Hence, the staging system by Vieth et al. [18] aimed at considering more aspects of the morphological appearance of the epiphyseal-diaphyseal fusion. Although, as also stated by the authors themselves [18], the relevant landmarks of each stage are mainly drawn from the T1-weighted sequence, stage 5 and 6, which are crucial for the question of majority, have exactly the same appearance in T1 and absolutely require information from the T2-weighted sequence. Recognizing the faint hyperintense signal, defining the difference between stage 5 and 6, also represented a very small, but the most striking difficulty in our study. Possibly, this may be due to its relative novelty. Moreover, it still remains an interesting question what is the origin of this hyperintense signal. It is known, that T2 changes within the bone are much more sensitive to remodeling processes than T1 signal. For example, edema can be identified much longer in the event of trauma or inflammation. This could also apply to modeling processes in the epiphyseal areas.

In the present study, cases with different ossification stages in T1 and T2 only occurred very rarely. In order to merge the information of T1 and T2 into a single ossification stage, the rules previously developed for the combination of multiple CT slices of the medial clavicular epiphysis [6, 30] were modified as follows: stage 2 (in one sequence) + stage 3 (in the other sequence)→stage 3, stage 3 + stage 4→stage 4, stage 4 + stage 5→ stage 4, stages 5 and 6 can only be distinguished by T2 [18].

Although the staging system by Vieth et al. [18] was originally developed for both knee epiphyses, it may have potential for other growth plates as well. Recently, it has already been applied to the proximal humeral epiphysis [31]. The authors investigated a study population of 315 individuals and found minimum ages in either sex above the age of 18 years for both stage 5 (19.32 in males, 19.20 in females) and stage 6 (22.21 in males, 22.19 in males). Future studies will show whether the approach is able to prevail.

Conclusions

The present study corroborated the suitability of the statistical data for the PTE shown in the original study by Vieth et al. [18]. Furthermore, our data are also in line with the first subsequent studies from Turkey [20, 21]. In male individuals, which by far account for the most frequent group in forensic age estimation practice, the age of majority can be determined when stage 6 is present.

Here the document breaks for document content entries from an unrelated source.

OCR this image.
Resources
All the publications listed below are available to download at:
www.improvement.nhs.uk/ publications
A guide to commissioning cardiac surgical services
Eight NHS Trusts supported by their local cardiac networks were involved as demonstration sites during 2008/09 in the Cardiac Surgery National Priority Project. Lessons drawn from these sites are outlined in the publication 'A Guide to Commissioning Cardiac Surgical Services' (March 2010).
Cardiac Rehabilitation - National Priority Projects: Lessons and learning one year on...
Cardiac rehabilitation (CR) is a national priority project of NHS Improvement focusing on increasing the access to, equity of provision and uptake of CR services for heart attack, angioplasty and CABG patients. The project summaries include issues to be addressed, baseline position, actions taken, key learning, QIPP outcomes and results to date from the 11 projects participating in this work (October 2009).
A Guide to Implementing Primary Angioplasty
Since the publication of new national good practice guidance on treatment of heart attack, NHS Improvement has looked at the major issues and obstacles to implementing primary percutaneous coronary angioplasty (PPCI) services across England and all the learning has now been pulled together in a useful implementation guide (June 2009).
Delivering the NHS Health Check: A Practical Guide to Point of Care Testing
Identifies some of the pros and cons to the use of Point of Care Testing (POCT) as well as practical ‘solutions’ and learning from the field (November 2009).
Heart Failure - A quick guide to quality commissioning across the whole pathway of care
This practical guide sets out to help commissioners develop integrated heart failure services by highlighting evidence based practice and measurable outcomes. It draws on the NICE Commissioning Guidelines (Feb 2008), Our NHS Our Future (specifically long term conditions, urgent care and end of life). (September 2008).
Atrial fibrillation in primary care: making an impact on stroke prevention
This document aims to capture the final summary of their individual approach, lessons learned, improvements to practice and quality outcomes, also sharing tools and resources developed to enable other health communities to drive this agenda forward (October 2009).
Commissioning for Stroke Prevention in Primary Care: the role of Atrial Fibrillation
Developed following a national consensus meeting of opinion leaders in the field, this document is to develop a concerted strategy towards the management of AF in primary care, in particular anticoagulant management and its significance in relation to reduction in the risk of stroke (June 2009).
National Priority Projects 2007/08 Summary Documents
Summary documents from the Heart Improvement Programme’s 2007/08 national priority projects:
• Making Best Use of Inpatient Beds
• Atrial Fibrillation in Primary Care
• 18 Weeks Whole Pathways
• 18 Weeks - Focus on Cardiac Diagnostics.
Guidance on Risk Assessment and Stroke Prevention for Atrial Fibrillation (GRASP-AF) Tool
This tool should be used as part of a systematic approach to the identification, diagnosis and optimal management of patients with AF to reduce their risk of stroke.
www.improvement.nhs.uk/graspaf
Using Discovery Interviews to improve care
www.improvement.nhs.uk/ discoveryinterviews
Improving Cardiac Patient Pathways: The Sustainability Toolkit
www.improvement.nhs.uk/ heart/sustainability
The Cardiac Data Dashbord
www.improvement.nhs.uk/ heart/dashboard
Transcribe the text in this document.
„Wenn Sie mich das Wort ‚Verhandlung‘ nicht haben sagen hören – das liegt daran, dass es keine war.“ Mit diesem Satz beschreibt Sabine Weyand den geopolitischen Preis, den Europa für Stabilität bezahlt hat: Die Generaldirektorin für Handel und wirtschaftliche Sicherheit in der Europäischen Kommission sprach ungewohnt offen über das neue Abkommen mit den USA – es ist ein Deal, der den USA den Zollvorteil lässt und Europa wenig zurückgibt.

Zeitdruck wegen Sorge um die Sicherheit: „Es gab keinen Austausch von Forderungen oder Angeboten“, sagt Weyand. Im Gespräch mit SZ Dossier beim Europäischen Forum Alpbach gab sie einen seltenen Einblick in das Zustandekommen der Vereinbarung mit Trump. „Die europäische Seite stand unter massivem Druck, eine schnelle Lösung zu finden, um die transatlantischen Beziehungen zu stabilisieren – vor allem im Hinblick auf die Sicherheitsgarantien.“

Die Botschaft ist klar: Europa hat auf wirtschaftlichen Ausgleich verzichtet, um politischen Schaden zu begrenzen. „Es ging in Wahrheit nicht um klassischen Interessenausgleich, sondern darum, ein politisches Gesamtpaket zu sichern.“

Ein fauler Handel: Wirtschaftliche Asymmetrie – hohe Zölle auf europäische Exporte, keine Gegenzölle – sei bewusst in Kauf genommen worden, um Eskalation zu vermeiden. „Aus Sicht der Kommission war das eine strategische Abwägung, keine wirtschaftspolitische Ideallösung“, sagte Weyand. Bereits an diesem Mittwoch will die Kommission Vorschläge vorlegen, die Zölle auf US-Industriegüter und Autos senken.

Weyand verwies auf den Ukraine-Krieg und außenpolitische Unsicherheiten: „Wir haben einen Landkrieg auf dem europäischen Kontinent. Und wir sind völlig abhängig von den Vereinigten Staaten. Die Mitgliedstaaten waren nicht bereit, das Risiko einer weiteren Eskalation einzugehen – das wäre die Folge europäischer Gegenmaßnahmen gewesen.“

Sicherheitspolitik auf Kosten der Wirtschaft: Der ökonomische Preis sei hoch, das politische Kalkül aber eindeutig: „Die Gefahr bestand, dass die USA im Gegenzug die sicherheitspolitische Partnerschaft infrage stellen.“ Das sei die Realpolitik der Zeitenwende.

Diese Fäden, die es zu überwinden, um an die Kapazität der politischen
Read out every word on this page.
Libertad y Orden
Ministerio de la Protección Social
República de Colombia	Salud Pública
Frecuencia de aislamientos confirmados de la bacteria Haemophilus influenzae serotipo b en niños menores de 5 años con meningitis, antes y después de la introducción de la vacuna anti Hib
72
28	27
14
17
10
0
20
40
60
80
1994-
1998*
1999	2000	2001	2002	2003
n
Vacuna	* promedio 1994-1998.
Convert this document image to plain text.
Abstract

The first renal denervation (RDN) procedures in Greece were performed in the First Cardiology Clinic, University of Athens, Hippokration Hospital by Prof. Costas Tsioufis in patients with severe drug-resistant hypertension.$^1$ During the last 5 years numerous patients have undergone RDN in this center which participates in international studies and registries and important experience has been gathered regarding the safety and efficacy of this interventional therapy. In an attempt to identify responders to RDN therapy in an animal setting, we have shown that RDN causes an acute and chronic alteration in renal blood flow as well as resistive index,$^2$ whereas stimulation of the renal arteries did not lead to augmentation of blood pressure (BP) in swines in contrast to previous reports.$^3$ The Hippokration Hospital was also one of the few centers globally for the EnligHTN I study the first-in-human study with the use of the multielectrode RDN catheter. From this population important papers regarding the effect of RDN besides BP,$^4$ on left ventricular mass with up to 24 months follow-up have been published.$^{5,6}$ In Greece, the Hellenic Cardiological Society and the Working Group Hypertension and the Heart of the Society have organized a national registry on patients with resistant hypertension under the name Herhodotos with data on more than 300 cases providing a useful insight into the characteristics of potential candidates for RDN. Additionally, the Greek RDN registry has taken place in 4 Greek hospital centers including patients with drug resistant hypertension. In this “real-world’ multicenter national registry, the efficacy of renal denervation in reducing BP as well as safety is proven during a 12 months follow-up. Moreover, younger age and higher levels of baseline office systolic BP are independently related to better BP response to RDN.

Therefore, the investigation of the PTE using routine MRI (either at 1.5 or 3.0 T) could be taken into consideration for application in forensic age estimation practice in near future; either as additional indicator of maturation only, or at least in cases when CT of the medial clavicular epiphysis revealed non-assessable image material (e.g., anatomical shape variants on both sides). Moreover, a simultaneous and continuous enlargement of the database is still necessary.